Their one hit was about the rise and fall of mankind and they called it In the Year Twenty Five Twenty Five.
While I remember the song well, I hadn’t thought about it for these purposes until I ran across this post from 2007. It’s from a College Dean of Students who laments the moniker to place on the incoming freshmen class.
They, who were expected to graduate in four years, were to be the Class of ??
Here’s what he wrote…
As a college Dean of Students, I wasn’t quite sure what to call our entering class, so I just asked them. They favored “Two thousand-eleven” by about a three-to-one margin.
So perhaps that’s what the public wants to call the next decade. It seems a little odd because we said “nineteen-ninety-nine” and “nineteen-eleven.” But then “two-thousand” was clearly not “twenty-hundred,” and we’d all seen the movie “Two-thousand one: A Space Odyssey.”
But then again, I’m old enough to remember the Zager and Evans hit “In the year Twenty-five twenty-five.” So when are we going to ditch the word “thousand” and get back to counting our way through the twenties?
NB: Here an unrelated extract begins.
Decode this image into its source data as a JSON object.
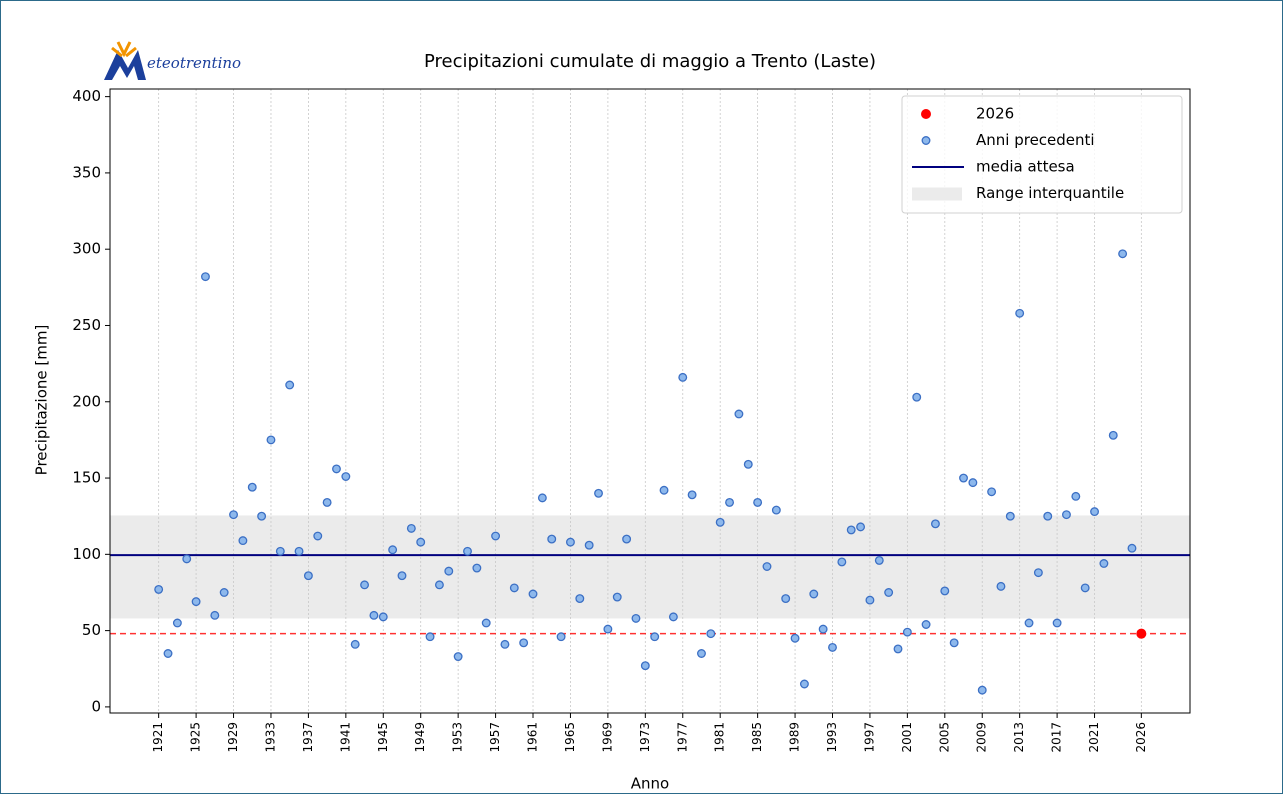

I’d guess that once we get past “two thousand-nineteen” the next year will have to be “twenty-twenty.” It’ll be a Presidential election year and the candidates and media will all make puns about the “vision thing” as Bush 41 used to call it. After a year, it’ll seem normal, I suppose, to go on to “twenty-twenty-one.”
He makes some very good points. But I think if we push this pronunciation guide to broadcasters and our friends, we could make great strides in changing the general public.
Say it now, Twenty Eleven. Add it to your vocabulary. Lead by Example. Say Twenty Eleven and the world will follow you.